Donnerstag, 18. April 2024

2024

 Die erste Hälfte des April ist überschritten. Dh die Reisekasse ist gefüllt, ich darf mein Leben wieder frei gestalten und schlafe seid zwei Tagen wieder im Zelt. Die Herde besteht dieses Jahr aus Max und Milan, Piz und Pepe, altes Hühnchen und neues Hühnchen, meiner Wenigkeit…. und bald einem Neuzugang.

Das Wetter macht den Start etwas…frisch. Gelegentliche Schneeflocken wirken am ersten Tag noch wie verwehte Obstbaumblüten im eigentlich schönen Himmel. Doch mit der einsetzenden eisigen Windböe wird diese Romantik schnell zerstört und die Realität ist zum Teil wirklich ungemütlich.
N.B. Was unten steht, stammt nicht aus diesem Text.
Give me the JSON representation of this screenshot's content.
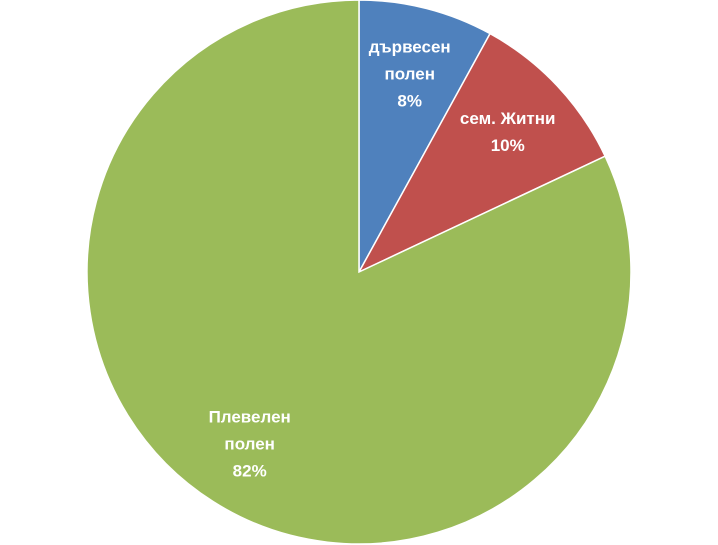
{
  "chart_data": {
    "type": "pie",
    "categories": [
      "дървесен полен",
      "сем. Житни",
      "Плевелен полен"
    ],
    "values": [
      8,
      10,
      82
    ],
    "value_labels": [
      "8%",
      "10%",
      "82%"
    ],
    "colors": [
      "#4f81bd",
      "#c0504d",
      "#9bbb59"
    ]
  }
}
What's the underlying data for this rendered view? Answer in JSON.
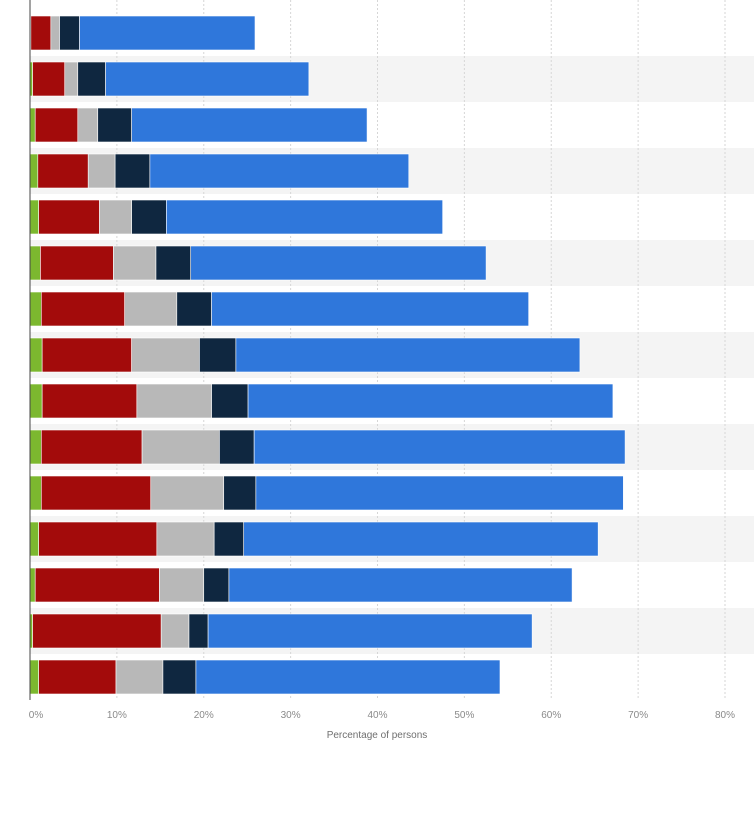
{
  "chart_data": {
    "type": "bar",
    "orientation": "horizontal",
    "stacked": true,
    "title": "",
    "xlabel": "Percentage of persons",
    "ylabel": "",
    "xlim": [
      0,
      80
    ],
    "x_ticks": [
      "0%",
      "10%",
      "20%",
      "30%",
      "40%",
      "50%",
      "60%",
      "70%",
      "80%"
    ],
    "categories": [
      "",
      "",
      "",
      "",
      "",
      "",
      "",
      "",
      "",
      "",
      "",
      "",
      "",
      "",
      ""
    ],
    "grid": true,
    "legend": "none",
    "series": [
      {
        "color": "#7cb82f",
        "values": [
          0.1,
          0.3,
          0.6,
          0.9,
          1.0,
          1.2,
          1.3,
          1.4,
          1.4,
          1.3,
          1.3,
          1.0,
          0.6,
          0.3,
          1.0
        ]
      },
      {
        "color": "#a30b0b",
        "values": [
          2.3,
          3.7,
          4.9,
          5.8,
          7.0,
          8.4,
          9.6,
          10.3,
          10.9,
          11.6,
          12.6,
          13.6,
          14.3,
          14.8,
          8.9
        ]
      },
      {
        "color": "#b8b8b8",
        "values": [
          1.0,
          1.5,
          2.3,
          3.1,
          3.7,
          4.9,
          6.0,
          7.8,
          8.6,
          8.9,
          8.4,
          6.6,
          5.1,
          3.2,
          5.4
        ]
      },
      {
        "color": "#0f2740",
        "values": [
          2.3,
          3.2,
          3.9,
          4.0,
          4.0,
          4.0,
          4.0,
          4.2,
          4.2,
          4.0,
          3.7,
          3.4,
          2.9,
          2.2,
          3.8
        ]
      },
      {
        "color": "#2f77db",
        "values": [
          20.2,
          23.4,
          27.1,
          29.8,
          31.8,
          34.0,
          36.5,
          39.6,
          42.0,
          42.7,
          42.3,
          40.8,
          39.5,
          37.3,
          35.0
        ]
      }
    ]
  }
}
Vor zwei Wochen hätten wir noch geschwitzt auf unserer Wiese, jetzt ist es das Gegenteil. Doch deshalb mein Zelt gegen ein Haus tauschen? Nein, danke. Ich schlafe so tief wie schon lange nicht mehr. Mit einer Wärmflasche auf der einen und Piz auf der anderen Seite unter der Bettdecke. Zumindest für eines sind die Temperaturen auch gut, sie laden nicht zum faul sein ein. Denn dann wird es zu kalt. Zu tun gibt es noch genug am Anfang einer neuen Saison. Und natürlich warten wir auf unseren Neuzugang.

Diesen Winter, solange der Boden gefroren war, ist Milan mit seinen Vorderbeinen einfach scheisse gelaufen. Anders kann man es nicht nennen. Wie auf rohen Eiern. Mehrmals war der Physiotherapeut da, auf dessen Zauberhände ich gehofft hatte, aber es ergab keine Besserung. Die Klauen schienen in Ordnung, er hatte wohl verspannte Schultern, die der Physio zwar lockern konnte, die sich aber sofort wieder verspannten. Er konnte dann leider auch nur Vermutungen anstellen was das Problem war.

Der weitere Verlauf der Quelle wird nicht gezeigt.